Pus-lhe o nome de Guinchinho porque apesar de forte e entroncado media apenas um metro e sessenta, facto que o desgostava imenso e lhe criava alguns complexos que eu normalmente aproveitava de forma maldosa. Para além de baixote, era trigueiro e estava cada vez mais escuro dado que ano após ano recebia a radiação solar através de uma pele cada vez mais carregada de iodo, sempre que aquela estava à disposição. Fazia praia de Janeiro a Dezembro, tomando sempre grandes banhos alternados com exercícios físicos como flexões, abdominais ou dorsais. Cada ano que passava executava esses exercícios com menor amplitude e intensidade. A sua silhueta era uma presença constante da praia rivalizando muitas vezes com as estátuas espalhadas pela vila. Para além do mar revelava uma grande paixão pelo futebol, jogando nas camadas jovens do Promarense na posição de defesa esquerdo. Segundo o seu treinador, tratava-se de um atleta “empenhado, raçudo, tecnicamente evoluído que apoiava bem o ataque”. No entanto, os colegas de equipa estavam sempre a culpá-lo pelos seus dois pontos fracos: a dificuldade no jogo aéreo devido à baixa estatura e a reduzida velocidade causada, provavelmente, pela vida pouco regrada. Ficava irritadíssimo sempre que os adversários faziam um golo de cabeça à sua beira ou atiravam a bola para a frente, para lhe ganhar vários metros na corrida. No entanto, como era duro e gostava pouco desse gozo, recorria, com muita frequência, aos encostos, às rasteiras e outros tipos de faltas grosseiras para parar os betinhos que tinham a mania que corriam muito ou que eram muito altos.

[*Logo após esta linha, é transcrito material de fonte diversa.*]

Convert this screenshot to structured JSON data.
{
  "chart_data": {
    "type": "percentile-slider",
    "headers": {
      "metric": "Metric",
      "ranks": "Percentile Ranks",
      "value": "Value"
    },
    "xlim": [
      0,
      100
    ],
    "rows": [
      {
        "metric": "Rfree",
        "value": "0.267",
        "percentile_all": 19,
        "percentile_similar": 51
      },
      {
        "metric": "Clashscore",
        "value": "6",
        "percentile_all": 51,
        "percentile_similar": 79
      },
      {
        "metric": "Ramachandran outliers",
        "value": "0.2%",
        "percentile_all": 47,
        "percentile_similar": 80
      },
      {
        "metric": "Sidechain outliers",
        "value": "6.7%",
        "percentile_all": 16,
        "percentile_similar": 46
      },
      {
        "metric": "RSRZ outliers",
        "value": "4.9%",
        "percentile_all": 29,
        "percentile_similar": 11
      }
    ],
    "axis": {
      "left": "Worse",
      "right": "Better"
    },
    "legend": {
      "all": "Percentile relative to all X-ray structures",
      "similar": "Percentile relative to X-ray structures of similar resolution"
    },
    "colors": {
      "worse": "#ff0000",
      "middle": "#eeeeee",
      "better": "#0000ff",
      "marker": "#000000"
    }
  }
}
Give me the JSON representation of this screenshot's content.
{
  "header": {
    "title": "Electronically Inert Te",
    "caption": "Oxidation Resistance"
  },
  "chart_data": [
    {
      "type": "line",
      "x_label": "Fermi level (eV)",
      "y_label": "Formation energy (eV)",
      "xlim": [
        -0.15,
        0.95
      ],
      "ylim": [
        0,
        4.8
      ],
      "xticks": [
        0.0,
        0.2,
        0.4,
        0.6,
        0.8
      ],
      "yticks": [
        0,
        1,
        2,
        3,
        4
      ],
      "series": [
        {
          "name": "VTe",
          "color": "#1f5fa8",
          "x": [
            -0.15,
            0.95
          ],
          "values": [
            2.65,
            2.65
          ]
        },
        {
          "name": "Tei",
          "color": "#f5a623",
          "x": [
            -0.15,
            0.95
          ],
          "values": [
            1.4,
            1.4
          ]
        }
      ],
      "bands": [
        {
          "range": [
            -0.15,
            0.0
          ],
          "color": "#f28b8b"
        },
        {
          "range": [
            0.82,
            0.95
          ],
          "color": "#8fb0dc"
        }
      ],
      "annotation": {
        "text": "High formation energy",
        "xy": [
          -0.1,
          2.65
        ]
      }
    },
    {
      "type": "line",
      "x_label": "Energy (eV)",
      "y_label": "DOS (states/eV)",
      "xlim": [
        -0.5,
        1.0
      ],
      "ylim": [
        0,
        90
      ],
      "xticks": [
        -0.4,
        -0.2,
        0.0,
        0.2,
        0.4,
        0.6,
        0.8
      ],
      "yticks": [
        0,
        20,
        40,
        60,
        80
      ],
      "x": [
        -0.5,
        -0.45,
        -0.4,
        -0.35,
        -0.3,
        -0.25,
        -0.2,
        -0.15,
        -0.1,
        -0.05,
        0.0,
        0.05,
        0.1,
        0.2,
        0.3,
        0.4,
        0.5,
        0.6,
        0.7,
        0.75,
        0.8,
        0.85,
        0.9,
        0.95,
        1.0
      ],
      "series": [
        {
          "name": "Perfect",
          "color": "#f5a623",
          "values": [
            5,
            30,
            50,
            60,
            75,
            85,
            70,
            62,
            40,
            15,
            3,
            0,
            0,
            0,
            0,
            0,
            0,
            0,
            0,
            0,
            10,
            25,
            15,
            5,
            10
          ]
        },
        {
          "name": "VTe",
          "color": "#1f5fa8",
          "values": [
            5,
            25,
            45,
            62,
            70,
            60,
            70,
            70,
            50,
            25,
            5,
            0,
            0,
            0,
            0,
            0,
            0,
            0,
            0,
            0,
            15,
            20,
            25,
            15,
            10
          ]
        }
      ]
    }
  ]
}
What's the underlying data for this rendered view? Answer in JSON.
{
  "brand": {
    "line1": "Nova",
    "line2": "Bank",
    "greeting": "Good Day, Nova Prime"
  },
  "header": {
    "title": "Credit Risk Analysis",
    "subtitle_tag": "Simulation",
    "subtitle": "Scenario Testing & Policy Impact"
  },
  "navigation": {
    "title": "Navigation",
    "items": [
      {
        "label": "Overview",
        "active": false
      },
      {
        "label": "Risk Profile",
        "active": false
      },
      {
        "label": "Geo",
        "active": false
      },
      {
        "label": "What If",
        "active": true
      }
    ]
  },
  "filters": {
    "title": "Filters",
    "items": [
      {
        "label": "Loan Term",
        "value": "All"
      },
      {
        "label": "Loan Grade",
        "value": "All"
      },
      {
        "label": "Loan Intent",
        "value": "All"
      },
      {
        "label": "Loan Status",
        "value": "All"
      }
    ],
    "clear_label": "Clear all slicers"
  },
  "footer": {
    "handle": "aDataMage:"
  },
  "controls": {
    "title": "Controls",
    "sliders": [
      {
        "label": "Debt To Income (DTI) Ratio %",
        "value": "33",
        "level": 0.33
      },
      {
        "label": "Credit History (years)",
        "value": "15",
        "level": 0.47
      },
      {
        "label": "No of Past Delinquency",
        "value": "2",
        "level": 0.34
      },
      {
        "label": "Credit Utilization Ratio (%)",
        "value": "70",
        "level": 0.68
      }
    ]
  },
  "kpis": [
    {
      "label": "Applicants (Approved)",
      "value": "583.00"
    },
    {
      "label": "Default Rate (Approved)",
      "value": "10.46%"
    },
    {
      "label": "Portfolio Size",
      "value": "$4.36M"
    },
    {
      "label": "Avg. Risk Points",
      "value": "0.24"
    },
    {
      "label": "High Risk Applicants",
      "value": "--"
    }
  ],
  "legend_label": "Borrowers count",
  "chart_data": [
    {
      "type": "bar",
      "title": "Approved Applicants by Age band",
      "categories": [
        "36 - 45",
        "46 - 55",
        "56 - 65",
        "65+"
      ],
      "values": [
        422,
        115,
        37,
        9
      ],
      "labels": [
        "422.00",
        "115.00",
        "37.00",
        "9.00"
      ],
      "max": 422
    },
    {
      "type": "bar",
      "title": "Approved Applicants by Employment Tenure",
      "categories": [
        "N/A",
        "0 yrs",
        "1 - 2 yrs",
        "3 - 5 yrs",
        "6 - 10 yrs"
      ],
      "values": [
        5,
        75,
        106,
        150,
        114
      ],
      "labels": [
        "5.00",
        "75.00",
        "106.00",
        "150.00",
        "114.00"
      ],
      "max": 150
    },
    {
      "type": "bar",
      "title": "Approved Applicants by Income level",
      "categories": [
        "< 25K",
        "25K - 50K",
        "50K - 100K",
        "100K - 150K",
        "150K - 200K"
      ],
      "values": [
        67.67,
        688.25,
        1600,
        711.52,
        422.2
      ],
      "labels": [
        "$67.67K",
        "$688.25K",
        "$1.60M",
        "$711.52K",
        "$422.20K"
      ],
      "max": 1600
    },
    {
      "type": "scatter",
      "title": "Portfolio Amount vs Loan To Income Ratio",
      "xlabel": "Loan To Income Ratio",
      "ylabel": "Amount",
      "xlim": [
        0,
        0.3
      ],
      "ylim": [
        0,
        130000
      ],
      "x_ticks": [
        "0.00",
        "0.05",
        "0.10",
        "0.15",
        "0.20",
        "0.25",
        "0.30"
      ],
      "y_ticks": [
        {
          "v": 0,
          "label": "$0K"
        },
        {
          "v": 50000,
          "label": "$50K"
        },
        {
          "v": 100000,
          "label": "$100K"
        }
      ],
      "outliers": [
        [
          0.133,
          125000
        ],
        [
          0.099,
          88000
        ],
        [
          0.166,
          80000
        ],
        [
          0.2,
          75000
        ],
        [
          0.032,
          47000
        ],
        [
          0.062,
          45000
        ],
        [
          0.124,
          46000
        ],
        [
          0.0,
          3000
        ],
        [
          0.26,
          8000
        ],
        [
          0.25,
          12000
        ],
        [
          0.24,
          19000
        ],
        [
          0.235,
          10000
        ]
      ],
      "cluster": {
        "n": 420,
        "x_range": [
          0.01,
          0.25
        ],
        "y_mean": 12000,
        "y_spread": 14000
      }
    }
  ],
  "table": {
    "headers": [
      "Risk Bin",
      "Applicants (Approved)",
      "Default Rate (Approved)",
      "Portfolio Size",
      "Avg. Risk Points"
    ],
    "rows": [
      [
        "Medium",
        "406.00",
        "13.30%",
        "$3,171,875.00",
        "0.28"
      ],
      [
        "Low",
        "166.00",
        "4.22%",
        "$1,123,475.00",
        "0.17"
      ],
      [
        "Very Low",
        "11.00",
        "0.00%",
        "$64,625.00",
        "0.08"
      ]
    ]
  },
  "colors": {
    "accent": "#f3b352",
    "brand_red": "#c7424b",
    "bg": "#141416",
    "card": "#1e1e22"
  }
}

sexta-feira, 4 de setembro de 2009

Guinchinho I


Imagem: obiologoamador.blogspot.com


O Guinchinho era um tipo muito especial porque apresentava um conjunto de características muito difíceis de encontrar noutro promarense. Apesar de filho de pescador (o seu progenitor era um destemido e respeitado mestre) não revelava a vocação do seu pai e, apesar de gostar muito do mar, apreciava sobretudo a actividade lúdica que proporcionava e não a produtiva. Dado que era um nadador exímio, um rapaz corajoso e um apreciador do sol e dos banhos do mar, fez um curso de nadador salvador e, todos os verões, tomava conta de uma parte significativa da praia, estando sempre atento aos banhistas menos ágeis, às crianças, aos idosos e, sobretudo, às meninas que circulavam na linha da maré. Apesar de conseguir arranjar, com grande auxílio dos famosos calções vermelhos e da camisola branca SN (Socorro a Náufragos) estampada, algumas namoradas, ninguém o pode acusar de não cumprir o seu dever. Foram muitas as situações em que salvou banhistas atirando-se a mares tempestuosos com a mesma coragem que ilustres antepassados que, por todo o litoral português, se lançaram a tarefas de salvamento. Guinchinho era um miúdo que adorava o mar e o peixe no prato. Detestava o trabalho de pescá-lo e, por isso, foi encontrando expedientes diversos para atrasar as experiências com o pai na embarcação “Nossa Senhora do Socorro”. Por seu lado o pai, profundo conhecedor dos perigos da actividade acabava por aceitar a falta de iniciativa do seu filho, desejando-lhe um futuro mais seguro e, naturalmente, em terra. No entanto, o Guincho tinha uma ambição bem diferente. Pretendia ser “Fuzileiro Naval”, aguardando pelo momento apropriado para o conseguir. Esperava que, quando fosse para a tropa, ficasse destacado naquele grupo militar especial de modo a subir um importante degrau na escadaria de uma vida que, pretendia, de íntima ligação com o mar e com a aventura.